Hal itu disampaikan Subandi saat meninjau SPPG Kalitengah, Kecamatan Tanggulangin, Rabu (2/9/2026).
Peninjauan dilakukan setelah ratusan santri Pondok Pesantren Mambaul Hikam, Desa Putat, Kecamatan Tanggulangin, diduga mengalami keracunan pada Selasa (1/9/2026) petang.
Dalam peninjauan tersebut, Subandi didampingi Wakil Bupati Sidoarjo Mimik Idayana, Kepala Dinas Pendidikan dan Kebudayaan (Dispendikbud) Kabupaten Sidoarjo Ridho Prasetyo, Plt.

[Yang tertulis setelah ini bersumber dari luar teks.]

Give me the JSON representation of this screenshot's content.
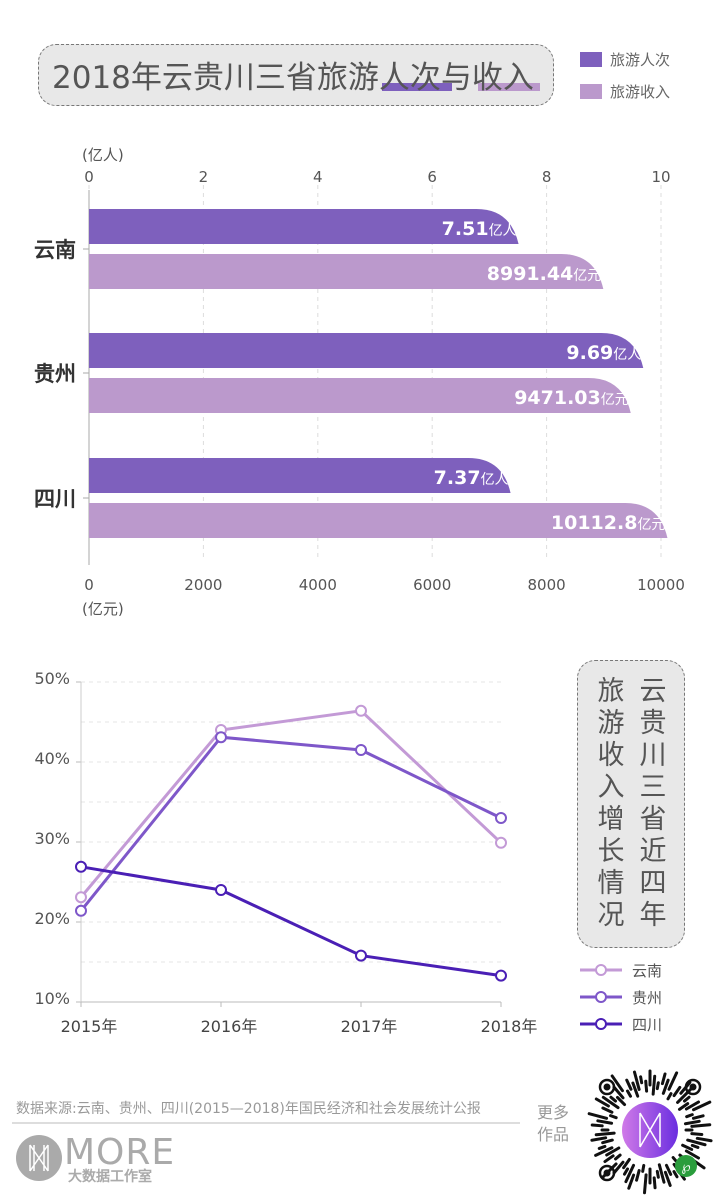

Sekretaris Daerah (Sekda) Sidoarjo Mohammad Ainur Rahman, Asisten I Pemerintahan dan Kesejahteraan Rakyat Ainun Amalia, serta Kapolresta Sidoarjo Kombes Pol. Dr. Christian Tobing.
Wakil Koordinator BGN Regional Jawa Timur, Teguh Bayu Wibowo juga turut hadir.Subandi mengatakan, pihaknya telah berkoordinasi dengan Dinas Kesehatan Sidoarjo(Dinkes), Dinas Penanaman Modal dan Pelayanan Terpadu Satu Pintu (DPMPTSP), serta Dispendikbud untuk mengevaluasi perizinan SPPG.
BACA JUGA: Status WA Berujung Laporan Polisi, Istri Plt Sekda Gowa Diperiksa Polisi
Berdasar hasil koordinasi, terdapat 174 SPPG di Kabupaten Sidoarjo. Dari 153 SPPG yg sudah operasional, ada 21 SPPG yg belum mengajukan permohonan izin.
“Sebanyak 21 SPPG belum berizin. Hal ini telah kami sampaikan kepada BGN pusat. Karena itu, kami meminta pengawasan benar-benar diperketat agar kejadian serupa tidak terulang,” ujar Subandi.
Untuk SPPG Kalitengah, Subandi memastikan telah mengantongi izin.
Menurutnya, kewenangan untuk menjatuhkan sanksi atau menghentikan operasional SPPG berada pada BGN. “SPPG Kalitengah telah mengantongi izin.
Adapun terkait sanksi dan penghentian operasional, hal tersebut merupakan kewenangan BGN,” katanya.
Subandi menegaskan bahwa Pemkab Sidoarjo tetap mendukung program MBG sebagai salah satu program pemerintah pusat.
Namun, dukungan tersebut harus disertai tata kelola yang baik dan pengawasan yang memadai.
“Apabila tata kelolanya belum baik, tentu harus segera dibenahi. Jangan sampai hal tersebut mengganggu program presiden. Program yang baik harus kita dukung, sedangkan kekurangan yang ada harus segera diperbaiki,” tegasnya.
Mengenai mekanisme teknis penyelenggaraan SPPG, Subandi menyatakan bahwa hal tersebut merupakan kewenangan BGN.
Pemkab Sidoarjo akan terus berkoordinasi dengan BGN dalam pelaksanaan dan evaluasi program MBG.
“Terkait mekanismenya, biarkan BGN pusat yang menyampaikan. Regulasi tersebut bukan kewenangan kami di daerah. BGN yang memahami secara rinci,” katanya.